China’s state-run news service Xinhua highlighted Maduro expressing solidarity with the Communist Party on the outbreak.

“The entire world looks on in awe at the energetic determination with which the Chinese government has met the sanitary protocols recommended by international organizations specialized in health to control the propagation of the virus,” a statement from Maduro this week read.

The Venezuelan Red Cross has expressed panic at Maduro’s coronavirus preparedness. Last week, the president of the organization, Mario Villarroel, warned that “we are not ready to fully combat this disease,” noting the dire state of Venezuela’s socialist healthcare system.

“We are calling for the prevention of the coronavirus. We are not ready to fully combat this disease. This is something that the Health Ministry has to prepare. Neither the medicines nor the treatment necessary are here,” Villarroel said.
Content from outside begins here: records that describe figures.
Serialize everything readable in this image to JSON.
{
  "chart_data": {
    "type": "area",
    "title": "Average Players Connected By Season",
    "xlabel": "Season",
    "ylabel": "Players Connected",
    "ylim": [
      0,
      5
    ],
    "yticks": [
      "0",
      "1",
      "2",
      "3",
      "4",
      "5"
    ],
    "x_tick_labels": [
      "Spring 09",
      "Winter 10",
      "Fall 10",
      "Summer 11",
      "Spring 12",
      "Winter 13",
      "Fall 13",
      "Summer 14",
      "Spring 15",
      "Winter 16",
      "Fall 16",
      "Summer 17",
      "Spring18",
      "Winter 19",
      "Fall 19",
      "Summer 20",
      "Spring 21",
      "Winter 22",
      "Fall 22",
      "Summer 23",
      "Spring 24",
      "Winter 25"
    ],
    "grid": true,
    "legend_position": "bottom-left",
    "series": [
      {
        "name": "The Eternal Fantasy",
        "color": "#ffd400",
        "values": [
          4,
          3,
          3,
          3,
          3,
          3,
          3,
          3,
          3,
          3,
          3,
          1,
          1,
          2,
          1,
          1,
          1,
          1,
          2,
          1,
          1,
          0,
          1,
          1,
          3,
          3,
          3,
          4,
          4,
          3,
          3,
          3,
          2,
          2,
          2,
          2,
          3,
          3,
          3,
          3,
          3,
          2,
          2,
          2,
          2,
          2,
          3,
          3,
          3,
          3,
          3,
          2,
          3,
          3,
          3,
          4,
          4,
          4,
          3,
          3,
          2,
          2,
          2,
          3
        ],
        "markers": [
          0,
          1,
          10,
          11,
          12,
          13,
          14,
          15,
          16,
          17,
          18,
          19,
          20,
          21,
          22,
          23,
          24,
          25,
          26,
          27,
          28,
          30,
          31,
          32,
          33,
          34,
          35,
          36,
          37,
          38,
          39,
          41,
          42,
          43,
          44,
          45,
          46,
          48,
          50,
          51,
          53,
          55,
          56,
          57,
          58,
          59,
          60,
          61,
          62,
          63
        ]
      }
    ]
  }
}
Venezuela’s healthcare system, which Maduro boasts is a prime example of government-run health care and Venezuela’s government is constitutionally mandated to run, deals regularly with chronic shortages of medicine, electricity, and water. Amputations became increasingly common as the economy began to rot under Maduro in 2014, as antibiotics ran short, and nearly every medicine on the WHO’s list of necessary, basic medicines is no longer available. Vaccines are also in short supply, resulting in outbreaks of diseases Venezuela had eradicated before socialism, like malaria, measles, and diptheria. Patients living with chronic diseases like diabetes or HIV have little to no access to necessary treatment.